Dr. Marcello Danucalov é doutor em ciências (psicobiologia); Mestre em farmacologia; Filósofo Clínico Integral e Orientador Filosófico Familiar.
Nos últimos vinte anos tenho atendido inúmeras famílias que buscam orientação filosófica e psicológica para estruturar melhor a relação entre seus membros, e uma das maiores inquietações dos pais é que seus filhos cresçam sem desenvolver um corpo de virtudes que possa auxiliá-los a se tornarem adultos maduros e responsáveis.
Contudo, uma constatação muito comum durante os processos de orientação filosófica familiar é a grande dificuldade que os pais têm em definir os termos virtude e valor, que ora são tidos como sinônimos, o que não são; e ora são erroneamente compreendidos, o que costuma ser ainda mais comum.
Se educar os nossos filhos é a tarefa mais nobre e desafiadora que exercemos em nossa vida, constatar que somos incapazes de definir termos tão basilares para o cumprimento desta empreitada é, na melhor das hipóteses, algo curioso, e na pior delas, algo devastador.
Essa falha inviabiliza a base do desenvolvimento de uma metodologia educacional sólida, consistente e aplicável na realidade do dia a dia.
Ou seja, sem isso, o processo educacional provavelmente claudicará e estará fadado ao fracasso.
Há muitas definições possíveis para os termos valor e virtude, e uma delas nos foi dada pelo professor Antonio Marchionni em seu elegante livro Ética, a Arte do Bom:
“Os valores são metas valiosas, que a pessoa (ou sociedade) se prefixa como objetivos de vida. As virtudes são ações excelentes, aptas a realizar aquelas metas. O valor diz o que quero alcançar na vida, a virtude diz quais ações praticar no dia a dia para chegar lá.”
Ofertado os conceitos, Marchionni segue para os exemplos:
“São valores, por exemplo, a serenidade de espírito, o prazer, a profissão alegre, a união familiar, a paz social, a independência econômica, a amizade, o filosofar, a realização pessoal. São virtudes a prudência, que nos torna serenos, a temperança que nos da prazer, a pontualidade que nos torna bons profissionais, a fidelidade que mantém a união do casal, a partilha que realiza a sociedade justa, a solércia que nos faz economicamente independentes, a prontidão que alimenta a amizade, o exercício da discussão que nos torna filósofos e sábios.”

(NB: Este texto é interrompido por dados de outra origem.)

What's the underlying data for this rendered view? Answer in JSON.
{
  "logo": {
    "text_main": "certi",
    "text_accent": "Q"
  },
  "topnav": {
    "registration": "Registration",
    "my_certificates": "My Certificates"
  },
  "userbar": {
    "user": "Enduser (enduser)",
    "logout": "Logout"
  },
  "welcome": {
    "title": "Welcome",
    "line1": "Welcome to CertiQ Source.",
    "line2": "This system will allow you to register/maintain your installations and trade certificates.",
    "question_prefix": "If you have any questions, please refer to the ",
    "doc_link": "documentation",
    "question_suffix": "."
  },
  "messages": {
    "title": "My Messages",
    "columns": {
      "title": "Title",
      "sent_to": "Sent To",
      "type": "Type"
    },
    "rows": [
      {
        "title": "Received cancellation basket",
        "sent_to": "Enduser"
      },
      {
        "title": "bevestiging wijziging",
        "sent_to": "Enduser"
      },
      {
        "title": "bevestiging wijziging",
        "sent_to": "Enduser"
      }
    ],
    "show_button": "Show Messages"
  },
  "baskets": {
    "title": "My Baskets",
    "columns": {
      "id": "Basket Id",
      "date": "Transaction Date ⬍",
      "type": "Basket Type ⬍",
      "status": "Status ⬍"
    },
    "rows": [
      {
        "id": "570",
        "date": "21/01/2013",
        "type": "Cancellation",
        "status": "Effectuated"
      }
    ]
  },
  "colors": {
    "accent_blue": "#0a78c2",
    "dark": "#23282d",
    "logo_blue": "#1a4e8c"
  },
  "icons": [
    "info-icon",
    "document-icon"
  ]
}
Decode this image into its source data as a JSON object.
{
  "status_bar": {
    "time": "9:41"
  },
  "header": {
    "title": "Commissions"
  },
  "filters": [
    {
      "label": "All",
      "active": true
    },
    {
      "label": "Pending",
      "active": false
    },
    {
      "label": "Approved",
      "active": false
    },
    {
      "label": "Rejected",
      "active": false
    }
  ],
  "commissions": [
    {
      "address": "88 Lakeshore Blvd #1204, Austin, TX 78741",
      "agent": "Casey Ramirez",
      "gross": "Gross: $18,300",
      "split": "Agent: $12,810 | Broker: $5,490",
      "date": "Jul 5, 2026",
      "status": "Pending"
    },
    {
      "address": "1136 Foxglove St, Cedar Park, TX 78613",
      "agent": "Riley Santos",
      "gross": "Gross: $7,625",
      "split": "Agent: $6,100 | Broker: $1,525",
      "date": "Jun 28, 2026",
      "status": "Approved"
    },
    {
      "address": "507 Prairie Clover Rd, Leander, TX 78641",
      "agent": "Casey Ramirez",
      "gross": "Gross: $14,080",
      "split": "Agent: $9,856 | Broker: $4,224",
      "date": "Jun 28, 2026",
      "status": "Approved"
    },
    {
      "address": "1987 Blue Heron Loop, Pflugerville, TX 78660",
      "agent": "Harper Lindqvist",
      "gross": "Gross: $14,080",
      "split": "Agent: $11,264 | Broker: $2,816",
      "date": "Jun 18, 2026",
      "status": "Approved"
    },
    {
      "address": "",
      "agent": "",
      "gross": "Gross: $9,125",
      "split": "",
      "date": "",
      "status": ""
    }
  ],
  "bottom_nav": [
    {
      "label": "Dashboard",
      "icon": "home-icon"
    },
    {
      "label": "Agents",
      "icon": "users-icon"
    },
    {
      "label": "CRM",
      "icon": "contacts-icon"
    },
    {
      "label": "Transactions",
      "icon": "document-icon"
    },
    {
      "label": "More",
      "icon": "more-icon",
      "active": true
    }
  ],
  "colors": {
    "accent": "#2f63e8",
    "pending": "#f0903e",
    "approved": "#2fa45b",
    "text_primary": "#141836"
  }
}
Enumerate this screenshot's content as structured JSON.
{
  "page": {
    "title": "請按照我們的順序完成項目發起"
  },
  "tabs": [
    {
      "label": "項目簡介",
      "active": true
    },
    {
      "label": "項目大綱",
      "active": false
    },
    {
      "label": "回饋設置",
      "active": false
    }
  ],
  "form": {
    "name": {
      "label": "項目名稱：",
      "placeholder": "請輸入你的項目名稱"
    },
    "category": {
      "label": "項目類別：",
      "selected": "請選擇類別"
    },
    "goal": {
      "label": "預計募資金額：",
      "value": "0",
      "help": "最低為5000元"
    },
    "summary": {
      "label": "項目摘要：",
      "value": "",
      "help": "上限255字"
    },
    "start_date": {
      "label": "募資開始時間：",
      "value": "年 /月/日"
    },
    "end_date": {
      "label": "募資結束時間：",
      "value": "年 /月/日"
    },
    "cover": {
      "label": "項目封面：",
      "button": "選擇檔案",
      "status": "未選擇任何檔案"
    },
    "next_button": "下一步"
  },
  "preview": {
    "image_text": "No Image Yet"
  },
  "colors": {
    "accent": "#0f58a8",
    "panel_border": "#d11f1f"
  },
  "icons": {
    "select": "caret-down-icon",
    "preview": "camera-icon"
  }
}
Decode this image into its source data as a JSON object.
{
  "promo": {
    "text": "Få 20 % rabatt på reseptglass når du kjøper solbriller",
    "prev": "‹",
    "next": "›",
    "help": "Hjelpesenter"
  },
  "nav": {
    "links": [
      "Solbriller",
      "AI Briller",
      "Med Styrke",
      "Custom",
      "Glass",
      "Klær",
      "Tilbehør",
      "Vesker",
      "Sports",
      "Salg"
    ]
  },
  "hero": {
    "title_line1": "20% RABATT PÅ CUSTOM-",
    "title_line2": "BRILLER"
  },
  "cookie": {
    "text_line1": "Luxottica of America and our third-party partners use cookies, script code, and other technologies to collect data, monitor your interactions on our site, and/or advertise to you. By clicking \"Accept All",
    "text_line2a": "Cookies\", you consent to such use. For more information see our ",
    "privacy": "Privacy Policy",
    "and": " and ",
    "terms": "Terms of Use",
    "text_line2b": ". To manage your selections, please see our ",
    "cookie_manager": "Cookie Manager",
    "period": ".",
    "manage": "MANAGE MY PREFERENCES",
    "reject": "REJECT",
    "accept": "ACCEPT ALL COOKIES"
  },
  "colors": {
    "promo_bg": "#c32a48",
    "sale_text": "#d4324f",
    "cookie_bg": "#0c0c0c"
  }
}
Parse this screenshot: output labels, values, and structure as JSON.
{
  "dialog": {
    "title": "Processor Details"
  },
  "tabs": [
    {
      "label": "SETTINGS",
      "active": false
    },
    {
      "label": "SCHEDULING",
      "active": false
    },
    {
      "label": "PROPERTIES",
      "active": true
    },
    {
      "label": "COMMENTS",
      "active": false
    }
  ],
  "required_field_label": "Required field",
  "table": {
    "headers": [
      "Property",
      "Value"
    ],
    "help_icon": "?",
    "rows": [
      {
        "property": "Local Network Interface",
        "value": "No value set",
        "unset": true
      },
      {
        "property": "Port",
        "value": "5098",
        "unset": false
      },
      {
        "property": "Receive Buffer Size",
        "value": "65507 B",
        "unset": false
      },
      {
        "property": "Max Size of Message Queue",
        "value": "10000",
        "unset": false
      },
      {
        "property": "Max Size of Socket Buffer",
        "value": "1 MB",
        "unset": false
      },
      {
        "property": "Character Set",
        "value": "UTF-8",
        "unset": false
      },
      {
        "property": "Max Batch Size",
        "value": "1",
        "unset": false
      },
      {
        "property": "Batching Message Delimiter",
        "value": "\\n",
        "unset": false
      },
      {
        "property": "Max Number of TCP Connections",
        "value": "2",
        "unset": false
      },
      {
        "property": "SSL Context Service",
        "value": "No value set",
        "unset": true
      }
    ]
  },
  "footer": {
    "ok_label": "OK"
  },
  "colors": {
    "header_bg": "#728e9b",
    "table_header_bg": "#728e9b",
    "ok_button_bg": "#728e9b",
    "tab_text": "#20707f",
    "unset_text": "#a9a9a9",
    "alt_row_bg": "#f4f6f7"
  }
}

É importante perceber que cada valor almejado necessita de uma virtude sendo praticada, preferencialmente, todos os dias.
Somente assim podemos desenvolver hábitos bons e direcionar nossa força no sentido correto.
Mas, agora, vamos voltar um pouco aos meus atendimentos clínicos. Uma das reclamações mais comuns que costumo ouvir dos pais que buscam minhas orientações é a seguinte:
“Dr. Danucalov, meu filho está com dezesseis anos e muito me preocupa o seu comportamento autocentrado e egoísta. Parece que ele não é capaz de perceber as dores e as necessidades das outras pessoas. Ele não é capaz de se doar para nada e nem para ninguém. Parece não ser empático, não ser minimamente compassivo. Isso é normal nesta idade?”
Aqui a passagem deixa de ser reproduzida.